As the sun crept into the sky on its slow journey west, it acted as a
beacon for the band of five. The day was a mixture of Art teaching
inappropriate songs to Aaron interspersed with lengthy silences where nothing
but the song of nature drifted down all around them.
As midday passed and they reached a slight rise, a strange buzz began to
filter in among the sounds of birds and whirring insects. Before it came into
view, they first heard, and then smelled the large encampment of soldiers in
and around the small town.
“Looks like the boys in blue are on the move,” Art whistled as Dakota
brought his horse up beeside the wagon.
“Seems like an awful lot of ‘em,” Dakota agreed. “What town is that?”
“Centerville,” Art replied.
The group came to a halt. Dakota fished out a set of binoculars and scanned
the area. What he saw did not appear at all like what he envisioned an Army
camp to look like. There were men lying about in front of tents.

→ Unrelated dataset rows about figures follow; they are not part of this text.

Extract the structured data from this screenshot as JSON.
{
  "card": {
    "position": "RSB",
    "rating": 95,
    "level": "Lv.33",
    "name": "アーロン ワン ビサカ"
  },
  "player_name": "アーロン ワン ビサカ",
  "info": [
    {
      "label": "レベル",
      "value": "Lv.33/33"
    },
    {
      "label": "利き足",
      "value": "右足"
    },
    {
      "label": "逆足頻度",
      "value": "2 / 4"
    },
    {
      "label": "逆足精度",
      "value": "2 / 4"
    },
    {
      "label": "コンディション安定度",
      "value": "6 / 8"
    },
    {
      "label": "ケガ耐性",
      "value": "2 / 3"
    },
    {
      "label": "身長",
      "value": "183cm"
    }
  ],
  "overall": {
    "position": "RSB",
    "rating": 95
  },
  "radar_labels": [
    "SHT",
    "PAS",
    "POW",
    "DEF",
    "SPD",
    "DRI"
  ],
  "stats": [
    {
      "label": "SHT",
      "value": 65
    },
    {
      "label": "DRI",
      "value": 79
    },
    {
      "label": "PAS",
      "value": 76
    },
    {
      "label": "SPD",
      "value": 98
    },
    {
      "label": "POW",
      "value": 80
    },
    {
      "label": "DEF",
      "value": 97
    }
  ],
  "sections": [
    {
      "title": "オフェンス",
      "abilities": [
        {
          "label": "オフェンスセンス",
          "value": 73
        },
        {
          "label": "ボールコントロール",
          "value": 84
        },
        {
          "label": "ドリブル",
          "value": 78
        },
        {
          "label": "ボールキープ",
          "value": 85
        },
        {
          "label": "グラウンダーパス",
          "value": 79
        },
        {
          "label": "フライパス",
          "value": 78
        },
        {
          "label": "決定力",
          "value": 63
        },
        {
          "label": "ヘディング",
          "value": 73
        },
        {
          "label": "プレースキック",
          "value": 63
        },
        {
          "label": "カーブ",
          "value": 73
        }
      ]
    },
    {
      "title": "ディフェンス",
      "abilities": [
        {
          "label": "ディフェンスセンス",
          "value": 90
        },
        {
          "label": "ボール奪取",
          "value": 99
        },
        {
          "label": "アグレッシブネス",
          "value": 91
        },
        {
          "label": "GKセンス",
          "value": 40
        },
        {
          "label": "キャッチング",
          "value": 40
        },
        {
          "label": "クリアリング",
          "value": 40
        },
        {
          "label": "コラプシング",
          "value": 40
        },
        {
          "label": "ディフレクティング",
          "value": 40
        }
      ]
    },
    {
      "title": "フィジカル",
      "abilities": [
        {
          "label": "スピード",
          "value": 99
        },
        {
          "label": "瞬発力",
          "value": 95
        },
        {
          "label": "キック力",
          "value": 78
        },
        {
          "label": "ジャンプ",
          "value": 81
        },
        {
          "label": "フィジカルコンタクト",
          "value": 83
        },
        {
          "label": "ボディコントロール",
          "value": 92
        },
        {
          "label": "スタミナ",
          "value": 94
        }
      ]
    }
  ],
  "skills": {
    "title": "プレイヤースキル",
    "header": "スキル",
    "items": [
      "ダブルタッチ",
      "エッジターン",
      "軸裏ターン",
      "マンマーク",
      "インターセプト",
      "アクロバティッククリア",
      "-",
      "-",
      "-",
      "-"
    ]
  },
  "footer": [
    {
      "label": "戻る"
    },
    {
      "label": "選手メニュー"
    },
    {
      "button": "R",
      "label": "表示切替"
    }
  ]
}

Young men,
barely old enough to carry the title from the looks of many of the faces, were
chasing each other around waving sticks like they were sabers.
“These are just children,” Dakota muttered.
“And why so many different colored uniforms?” Marc asked nobody in particular.
“They weren’t ready,” Art muttered. “Damn fools went and started a war
without being ready.”
“I don’t understand.” Marc brought his set of binoculars down and looked
at Art, gesturing for him to explain.
“These are coming in from all over. Ain’t many of them seen any real
training except how to march in line…and even that is lacking in most. But
these folks dress out in local colors to display who they are really fighting
for…be it New York or Pennsylvania,” Art explained.
“I guess I just expected them to look like…” Marc let his sentence fade
as he went back to looking at the sprawling camp of the Union Army.
“Like soldiers?” Art finished.
After a few minutes, Dakota and Marc looked at each other with raised
eyebrows. Did they dare? seemed to be
the question on their minds.
“I know we are trying to make sure we don’t get involved,” Marc began, “but
what harm can a little peek cause?”
“Said Pandora as she opened the box,” Dakota grumbled.
“I know what you are worried about,” Marc urged. “But I can’t help but be
curious. Aren’t you just a little bit curious what it feels like to be able to
walk through history?”
Dakota sighed. He had to admit, there was a peculiar and almost irresistible
urge to go down there and just wander around. He could not see the harm in
that. Besides, it wasn’t like he was going down there to sign up or anything;
he was just going to take a look. Really pull in the sights and sounds of an
honest-to-goodness Union Army camp.
He knew enough about history to know that things would
take a sharp turn for the worst after the first real battle. The romance would
be peeled away and the true horror would be revealed.